Tuesday, May 29, 2007

Linear Tech 1.8GHz diff op-amp


My pals over at Linear Tech just released a Silicon Germanium 1.8Ghz amplifier. The LTC6400 kicks butt. It is intended to go in front of LT’s or other high-speed differential input A to D converters. The part is differential in and they have a demo board ready to go. Price is $3.38 in 1000s. Datasheet is here (pdf). As you would expect it uses a hefty bit of power, 90 mA at 3 volts. Heck, the shutdown power is 1 mA. Jaded mob-soldier turned journalist that I am, I asked Erik Soule, Linear’s general manager of signal conditioning products why anyone would use an amplifier instead of a nice cheap passive RF transformer. He mentioned that this part can provide more gain and also provides a very uniform 50-ohm load to the input, as opposed to a transformer that can reflect some of the impedance variations from the A to D converter back out the input.

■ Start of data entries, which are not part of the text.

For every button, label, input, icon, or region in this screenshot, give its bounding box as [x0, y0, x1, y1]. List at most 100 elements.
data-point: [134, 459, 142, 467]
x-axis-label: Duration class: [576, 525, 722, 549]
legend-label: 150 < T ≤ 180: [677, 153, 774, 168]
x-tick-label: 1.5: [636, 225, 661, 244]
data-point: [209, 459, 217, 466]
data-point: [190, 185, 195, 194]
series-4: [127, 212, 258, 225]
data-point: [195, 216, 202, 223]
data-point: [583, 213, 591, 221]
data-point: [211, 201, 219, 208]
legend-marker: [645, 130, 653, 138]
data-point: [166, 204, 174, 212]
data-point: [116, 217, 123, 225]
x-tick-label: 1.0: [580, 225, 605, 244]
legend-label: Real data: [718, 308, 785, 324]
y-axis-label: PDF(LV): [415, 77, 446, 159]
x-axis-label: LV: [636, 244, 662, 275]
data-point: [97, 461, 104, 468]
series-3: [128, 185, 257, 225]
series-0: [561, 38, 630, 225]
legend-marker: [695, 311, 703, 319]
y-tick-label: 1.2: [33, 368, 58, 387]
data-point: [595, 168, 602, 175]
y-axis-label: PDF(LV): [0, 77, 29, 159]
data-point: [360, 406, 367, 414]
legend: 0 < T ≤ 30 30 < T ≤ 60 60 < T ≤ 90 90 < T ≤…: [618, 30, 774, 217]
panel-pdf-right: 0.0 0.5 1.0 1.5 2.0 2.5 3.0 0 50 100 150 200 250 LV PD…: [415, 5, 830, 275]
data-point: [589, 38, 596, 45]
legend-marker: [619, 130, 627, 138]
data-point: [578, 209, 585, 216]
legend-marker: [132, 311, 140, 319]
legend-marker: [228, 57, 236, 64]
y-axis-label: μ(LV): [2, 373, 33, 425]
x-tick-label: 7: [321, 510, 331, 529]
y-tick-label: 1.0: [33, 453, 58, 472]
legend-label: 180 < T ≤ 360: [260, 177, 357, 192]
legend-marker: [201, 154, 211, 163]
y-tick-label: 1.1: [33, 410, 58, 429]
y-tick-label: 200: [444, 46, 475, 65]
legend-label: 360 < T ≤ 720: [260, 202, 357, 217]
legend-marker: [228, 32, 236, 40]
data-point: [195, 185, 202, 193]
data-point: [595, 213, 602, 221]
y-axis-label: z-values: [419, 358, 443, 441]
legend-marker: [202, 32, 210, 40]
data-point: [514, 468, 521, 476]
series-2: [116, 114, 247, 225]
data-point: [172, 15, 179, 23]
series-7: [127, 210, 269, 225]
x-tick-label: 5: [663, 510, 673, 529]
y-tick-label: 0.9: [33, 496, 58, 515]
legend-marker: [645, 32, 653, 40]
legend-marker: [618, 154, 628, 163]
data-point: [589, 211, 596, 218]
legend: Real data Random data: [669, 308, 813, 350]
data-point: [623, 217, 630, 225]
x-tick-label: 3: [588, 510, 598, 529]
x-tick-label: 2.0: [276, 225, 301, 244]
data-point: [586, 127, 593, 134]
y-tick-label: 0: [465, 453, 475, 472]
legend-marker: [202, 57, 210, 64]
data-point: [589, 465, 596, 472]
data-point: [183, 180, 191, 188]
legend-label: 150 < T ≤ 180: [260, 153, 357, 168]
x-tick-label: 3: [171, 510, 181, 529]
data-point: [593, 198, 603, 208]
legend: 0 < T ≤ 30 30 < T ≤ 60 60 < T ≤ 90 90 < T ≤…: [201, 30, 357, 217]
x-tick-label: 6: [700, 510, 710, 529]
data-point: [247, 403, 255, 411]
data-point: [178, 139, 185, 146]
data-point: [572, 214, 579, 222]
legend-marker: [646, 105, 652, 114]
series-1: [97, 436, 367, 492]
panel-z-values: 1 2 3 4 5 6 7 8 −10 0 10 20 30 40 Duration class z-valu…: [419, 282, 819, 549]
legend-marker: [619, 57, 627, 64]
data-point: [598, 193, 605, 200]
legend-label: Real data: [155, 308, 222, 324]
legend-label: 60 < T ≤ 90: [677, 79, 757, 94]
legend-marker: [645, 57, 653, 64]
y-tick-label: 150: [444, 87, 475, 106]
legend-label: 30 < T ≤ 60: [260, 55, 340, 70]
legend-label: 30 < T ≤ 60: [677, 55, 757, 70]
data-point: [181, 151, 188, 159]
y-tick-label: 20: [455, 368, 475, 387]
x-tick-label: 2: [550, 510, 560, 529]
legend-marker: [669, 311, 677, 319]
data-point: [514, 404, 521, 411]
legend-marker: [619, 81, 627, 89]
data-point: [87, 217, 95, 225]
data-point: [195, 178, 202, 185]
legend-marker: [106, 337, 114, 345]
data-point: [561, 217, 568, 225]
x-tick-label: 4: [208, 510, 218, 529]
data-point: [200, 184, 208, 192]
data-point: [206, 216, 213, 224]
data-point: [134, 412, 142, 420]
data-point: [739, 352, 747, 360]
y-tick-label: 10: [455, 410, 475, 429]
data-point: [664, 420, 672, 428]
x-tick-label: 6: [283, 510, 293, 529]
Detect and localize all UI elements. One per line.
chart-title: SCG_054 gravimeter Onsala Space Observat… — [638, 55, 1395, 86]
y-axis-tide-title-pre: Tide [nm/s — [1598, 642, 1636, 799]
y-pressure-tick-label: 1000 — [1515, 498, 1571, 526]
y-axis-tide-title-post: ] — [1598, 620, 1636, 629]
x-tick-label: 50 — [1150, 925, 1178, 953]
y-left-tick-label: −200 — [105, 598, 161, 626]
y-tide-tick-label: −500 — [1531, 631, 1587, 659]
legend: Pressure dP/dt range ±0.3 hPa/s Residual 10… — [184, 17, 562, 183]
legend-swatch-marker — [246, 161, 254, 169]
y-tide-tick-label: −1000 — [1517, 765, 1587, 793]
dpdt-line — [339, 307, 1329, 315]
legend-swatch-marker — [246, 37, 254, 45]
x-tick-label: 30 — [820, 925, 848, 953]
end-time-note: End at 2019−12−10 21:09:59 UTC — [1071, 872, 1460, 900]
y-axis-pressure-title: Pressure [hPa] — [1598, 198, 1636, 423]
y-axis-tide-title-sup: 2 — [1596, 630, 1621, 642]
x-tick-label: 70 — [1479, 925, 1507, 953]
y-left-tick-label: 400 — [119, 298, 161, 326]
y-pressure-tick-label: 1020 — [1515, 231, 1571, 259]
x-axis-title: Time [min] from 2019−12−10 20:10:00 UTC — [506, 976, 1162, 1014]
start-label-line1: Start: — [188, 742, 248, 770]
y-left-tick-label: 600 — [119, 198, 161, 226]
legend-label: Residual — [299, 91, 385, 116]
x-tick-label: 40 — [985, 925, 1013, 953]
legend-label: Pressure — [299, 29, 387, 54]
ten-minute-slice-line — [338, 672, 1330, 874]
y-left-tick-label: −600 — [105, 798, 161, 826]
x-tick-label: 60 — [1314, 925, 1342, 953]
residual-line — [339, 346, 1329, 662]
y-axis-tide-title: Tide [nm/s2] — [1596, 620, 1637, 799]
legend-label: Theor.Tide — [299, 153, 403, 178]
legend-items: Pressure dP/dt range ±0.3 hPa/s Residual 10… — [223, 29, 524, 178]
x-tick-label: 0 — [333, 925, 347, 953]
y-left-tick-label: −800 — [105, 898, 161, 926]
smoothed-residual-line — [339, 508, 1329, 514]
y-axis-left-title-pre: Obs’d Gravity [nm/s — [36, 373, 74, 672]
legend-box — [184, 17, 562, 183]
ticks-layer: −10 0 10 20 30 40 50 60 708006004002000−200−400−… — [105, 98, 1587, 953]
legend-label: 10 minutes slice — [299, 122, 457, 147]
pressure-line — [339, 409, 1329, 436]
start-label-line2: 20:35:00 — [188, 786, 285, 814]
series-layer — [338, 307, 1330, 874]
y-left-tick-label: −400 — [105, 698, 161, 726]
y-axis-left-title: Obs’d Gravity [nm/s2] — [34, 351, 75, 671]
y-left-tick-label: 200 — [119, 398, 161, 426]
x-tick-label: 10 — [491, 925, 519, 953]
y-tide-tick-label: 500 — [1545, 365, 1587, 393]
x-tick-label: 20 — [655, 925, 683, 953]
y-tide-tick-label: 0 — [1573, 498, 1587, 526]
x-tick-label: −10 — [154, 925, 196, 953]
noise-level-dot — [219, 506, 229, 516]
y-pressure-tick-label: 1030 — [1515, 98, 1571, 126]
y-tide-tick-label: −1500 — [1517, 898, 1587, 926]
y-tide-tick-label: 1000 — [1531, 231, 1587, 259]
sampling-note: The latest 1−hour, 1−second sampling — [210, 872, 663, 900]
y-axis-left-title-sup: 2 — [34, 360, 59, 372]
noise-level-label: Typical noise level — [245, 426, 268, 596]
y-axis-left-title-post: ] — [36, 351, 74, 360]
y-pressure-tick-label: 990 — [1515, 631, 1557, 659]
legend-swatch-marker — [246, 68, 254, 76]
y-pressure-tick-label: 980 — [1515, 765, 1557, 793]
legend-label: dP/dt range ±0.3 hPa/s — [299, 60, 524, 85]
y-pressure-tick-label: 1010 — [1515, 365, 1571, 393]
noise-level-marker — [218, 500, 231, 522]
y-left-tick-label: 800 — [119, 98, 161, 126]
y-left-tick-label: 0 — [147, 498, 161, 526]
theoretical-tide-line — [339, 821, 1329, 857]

Duh, transformers work in both directions, I should know that.

What else? Well the parts come with fixed 20dB gain, so they could put the delicate summing node inside the chip instead of on your board. The gain is not super-accurate so you would have to cal the thing in software if you were using for a measurement application. You have to do that with discretes anyway and the big application for this chip is the communications industry where the amp is AC coupled anyway. You can also move the output common mode voltage around to help interface with various A to D converters — 1 to 1.6 volts. I also like the 2.1 nV/rtHz input noise—that is pretty good too. Check it out and a big shout-out to my building T buddy Tim Regan, who is the applications manager behind the part.